It’s all very well to say that art that dates back to before the advent of the feminism is never going to be fully representative of women, but the fact is that female representation in modern and contemporary art really isn’t much better. Jonathan Jones writing for the Guardian after O’Keeffe’s landmark sale explained: “Women are allowed to do art, nowadays, of course. They are just not permitted to be great at it.” He added “Money speaks volumes, and it is telling us that women are still not allowed into the pantheon of greatness, but have to stay in their own curious antechamber of fame.” This ‘antechamber of fame’ will be made all the more clear in September 2015 when Saatchi will present an all-female exhibition entitled ‘A Woman’s Hand’: half of the world’s population squashed into one patronising exhibition.

In 2013 Georg Baselitz shocked much of the art world when he proclaimed “Women don’t paint very well. It’s a fact,” Adding that women “simply don’t pass the market test, the value test…As always, the market is right.” Sarah Thornton, author of Seven Days in the Art World, came out in opposition to the artist’s inflammatory remarks, saying: “I disagree with him; the market gets it wrong all the time. To see the market as a mark of quality is going down a delusional path. I’m shocked Baselitz does. His work doesn’t go for so much.” However, despite the disapproval of many art professionals, the sad fact of the matter is that Georg Baseltiz’s opinion is reflected almost universally in the art world.

The East London Fawcett (ELF) (a section of the Fawcett Society, who campaign for gender equality in the UK) organised the Great East London Art Audit which involved collecting data about the representation of female artists over the course of a year. Conducted between 2012 and 2013, the results were disheartening, if unsurprising: out of 134 commercial galleries in London, which between them represent 3163 artists, 31% of the artists represented by the galleries were women. In addition, only 5% of the galleries surveyed represented an equal number of male and female artists. ELF also surveyed 133 solo shows presented by 29 non-profit galleries and museums in London and found that only 1 of the 29 galleries exhibited an equal number of male and female solo shows.
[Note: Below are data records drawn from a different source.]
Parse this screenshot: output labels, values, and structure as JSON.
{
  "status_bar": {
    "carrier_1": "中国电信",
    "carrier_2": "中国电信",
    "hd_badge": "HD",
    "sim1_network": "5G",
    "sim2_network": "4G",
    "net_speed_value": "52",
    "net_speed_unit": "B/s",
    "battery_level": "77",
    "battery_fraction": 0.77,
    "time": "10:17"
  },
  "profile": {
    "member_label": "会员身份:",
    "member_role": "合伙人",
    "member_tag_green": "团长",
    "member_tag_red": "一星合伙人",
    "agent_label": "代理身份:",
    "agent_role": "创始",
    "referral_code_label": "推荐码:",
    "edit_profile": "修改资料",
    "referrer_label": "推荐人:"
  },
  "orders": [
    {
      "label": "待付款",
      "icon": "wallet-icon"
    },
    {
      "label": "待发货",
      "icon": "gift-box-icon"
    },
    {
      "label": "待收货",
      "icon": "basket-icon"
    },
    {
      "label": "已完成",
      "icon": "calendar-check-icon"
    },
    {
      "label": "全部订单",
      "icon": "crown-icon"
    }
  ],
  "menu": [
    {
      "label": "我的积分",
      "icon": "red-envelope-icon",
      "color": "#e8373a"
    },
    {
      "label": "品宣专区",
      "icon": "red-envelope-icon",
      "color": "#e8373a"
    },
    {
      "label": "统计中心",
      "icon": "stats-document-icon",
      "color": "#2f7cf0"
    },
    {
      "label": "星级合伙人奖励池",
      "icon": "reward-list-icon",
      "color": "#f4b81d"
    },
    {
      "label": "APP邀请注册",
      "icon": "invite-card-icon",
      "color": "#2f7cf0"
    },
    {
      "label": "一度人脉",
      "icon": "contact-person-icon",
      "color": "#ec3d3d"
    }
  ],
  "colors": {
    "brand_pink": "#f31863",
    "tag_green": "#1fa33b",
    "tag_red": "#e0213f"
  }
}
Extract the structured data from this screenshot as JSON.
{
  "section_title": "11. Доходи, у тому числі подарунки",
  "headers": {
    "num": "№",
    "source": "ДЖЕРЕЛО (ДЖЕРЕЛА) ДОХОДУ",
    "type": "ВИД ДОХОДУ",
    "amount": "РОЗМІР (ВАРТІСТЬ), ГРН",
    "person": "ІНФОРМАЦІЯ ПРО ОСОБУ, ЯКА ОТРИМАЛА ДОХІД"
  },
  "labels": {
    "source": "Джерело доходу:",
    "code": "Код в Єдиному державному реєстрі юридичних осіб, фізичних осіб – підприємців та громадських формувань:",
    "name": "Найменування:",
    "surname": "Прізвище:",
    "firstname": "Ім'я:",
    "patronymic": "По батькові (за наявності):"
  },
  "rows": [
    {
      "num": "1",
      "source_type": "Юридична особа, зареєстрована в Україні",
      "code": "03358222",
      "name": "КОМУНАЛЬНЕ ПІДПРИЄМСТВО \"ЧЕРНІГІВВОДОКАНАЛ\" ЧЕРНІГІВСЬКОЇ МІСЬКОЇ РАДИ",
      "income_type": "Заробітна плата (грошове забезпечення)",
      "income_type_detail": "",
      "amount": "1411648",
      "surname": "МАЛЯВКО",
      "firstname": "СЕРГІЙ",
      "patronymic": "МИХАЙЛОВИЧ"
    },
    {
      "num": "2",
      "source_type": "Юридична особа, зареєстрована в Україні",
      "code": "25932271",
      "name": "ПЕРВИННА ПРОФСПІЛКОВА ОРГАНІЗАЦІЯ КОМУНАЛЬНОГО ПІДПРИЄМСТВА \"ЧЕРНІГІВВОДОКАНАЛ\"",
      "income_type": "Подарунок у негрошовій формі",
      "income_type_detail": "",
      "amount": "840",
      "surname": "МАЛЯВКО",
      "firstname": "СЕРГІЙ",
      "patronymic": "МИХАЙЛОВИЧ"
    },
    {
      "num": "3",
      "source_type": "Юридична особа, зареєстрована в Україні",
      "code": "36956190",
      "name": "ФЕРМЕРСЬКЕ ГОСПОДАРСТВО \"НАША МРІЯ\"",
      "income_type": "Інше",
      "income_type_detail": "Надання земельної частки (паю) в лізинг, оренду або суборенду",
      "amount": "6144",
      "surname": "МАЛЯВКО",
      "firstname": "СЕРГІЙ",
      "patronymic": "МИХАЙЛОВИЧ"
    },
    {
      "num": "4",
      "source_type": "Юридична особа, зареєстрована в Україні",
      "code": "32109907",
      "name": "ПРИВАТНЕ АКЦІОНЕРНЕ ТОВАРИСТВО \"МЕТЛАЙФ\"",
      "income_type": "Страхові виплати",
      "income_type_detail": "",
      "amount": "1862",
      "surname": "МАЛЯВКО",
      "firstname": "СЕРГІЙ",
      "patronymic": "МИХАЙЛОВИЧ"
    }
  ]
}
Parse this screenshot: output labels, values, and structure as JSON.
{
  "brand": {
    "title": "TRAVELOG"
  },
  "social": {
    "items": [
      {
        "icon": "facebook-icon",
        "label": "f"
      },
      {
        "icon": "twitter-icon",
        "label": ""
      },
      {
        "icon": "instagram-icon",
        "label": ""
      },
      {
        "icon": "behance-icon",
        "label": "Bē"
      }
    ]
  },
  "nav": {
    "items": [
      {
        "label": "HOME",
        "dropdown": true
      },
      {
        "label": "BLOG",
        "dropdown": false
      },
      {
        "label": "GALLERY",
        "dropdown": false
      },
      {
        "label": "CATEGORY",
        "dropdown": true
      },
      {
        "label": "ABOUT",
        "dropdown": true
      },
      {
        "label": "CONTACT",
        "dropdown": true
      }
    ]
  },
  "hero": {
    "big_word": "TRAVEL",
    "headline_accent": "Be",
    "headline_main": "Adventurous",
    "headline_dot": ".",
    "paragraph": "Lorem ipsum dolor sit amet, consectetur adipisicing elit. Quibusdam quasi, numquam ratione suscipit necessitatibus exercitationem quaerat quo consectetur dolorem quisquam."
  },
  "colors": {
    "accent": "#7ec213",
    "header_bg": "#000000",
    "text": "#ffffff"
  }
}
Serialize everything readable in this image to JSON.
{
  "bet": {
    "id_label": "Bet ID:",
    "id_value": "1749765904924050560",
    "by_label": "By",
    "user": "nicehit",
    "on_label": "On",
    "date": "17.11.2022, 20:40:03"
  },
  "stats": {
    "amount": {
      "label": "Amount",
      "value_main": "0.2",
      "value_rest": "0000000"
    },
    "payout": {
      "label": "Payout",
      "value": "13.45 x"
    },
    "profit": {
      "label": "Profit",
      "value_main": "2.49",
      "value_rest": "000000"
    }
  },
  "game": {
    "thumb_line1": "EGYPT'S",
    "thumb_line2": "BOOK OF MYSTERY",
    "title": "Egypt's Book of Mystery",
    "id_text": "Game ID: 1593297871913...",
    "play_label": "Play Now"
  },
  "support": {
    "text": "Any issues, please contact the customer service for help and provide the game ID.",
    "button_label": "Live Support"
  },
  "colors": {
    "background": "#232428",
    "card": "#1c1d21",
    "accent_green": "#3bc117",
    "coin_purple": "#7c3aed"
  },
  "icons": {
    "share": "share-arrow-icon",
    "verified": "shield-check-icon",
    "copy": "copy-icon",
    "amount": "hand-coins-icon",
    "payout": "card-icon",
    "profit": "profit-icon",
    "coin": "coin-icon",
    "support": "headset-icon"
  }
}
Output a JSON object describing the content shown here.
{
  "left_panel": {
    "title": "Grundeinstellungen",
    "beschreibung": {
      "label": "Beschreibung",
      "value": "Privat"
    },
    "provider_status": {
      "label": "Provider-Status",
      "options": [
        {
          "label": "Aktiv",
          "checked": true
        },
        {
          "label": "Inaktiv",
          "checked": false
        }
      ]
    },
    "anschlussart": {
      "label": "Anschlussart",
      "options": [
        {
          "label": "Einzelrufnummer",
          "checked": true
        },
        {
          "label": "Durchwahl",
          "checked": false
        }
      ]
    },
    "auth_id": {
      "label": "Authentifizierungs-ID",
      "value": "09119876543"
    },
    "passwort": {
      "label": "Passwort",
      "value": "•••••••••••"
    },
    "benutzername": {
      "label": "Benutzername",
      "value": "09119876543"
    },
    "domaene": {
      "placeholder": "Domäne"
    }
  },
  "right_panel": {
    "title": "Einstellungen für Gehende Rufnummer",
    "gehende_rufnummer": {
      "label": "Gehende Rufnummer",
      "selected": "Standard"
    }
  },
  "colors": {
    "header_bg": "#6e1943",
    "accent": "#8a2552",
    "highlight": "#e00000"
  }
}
Elsewhere the notorious Guerrilla Girls collective which formed in New York in 1985 continues to campaign for female artists. The group regularly protests and in 2011 they re-conducted their now infamous survey of art in the Metropolitan museum to find that just 4% of the artists in the modern art sections are women (only a 1% increase from 1989) , although 76% of the nudes are female. ‘Do women have to be naked to get into the Met. Museum?’ therefore remains a very valid question.

L.A. based artist Micol Hebron has started ‘Gallery Tally’ a campaign that asks people to design posters showing the disparity between male and female representation in art galleries, some examples of which can be found here. At the latest edition of Art Basel Miami Beach Hebron went along to survey galleries about the artists they had brought along to the fair and found that once again, female artists were simply not on a level playing field with their male counterparts. Out of the 31 galleries surveyed only 2 had 50% male and 50% female artists. Perhaps requiring 50% might sound a little demanding in the antiquated arena of the art market, but it can only really be fair considering women make up 49.6% of the world population.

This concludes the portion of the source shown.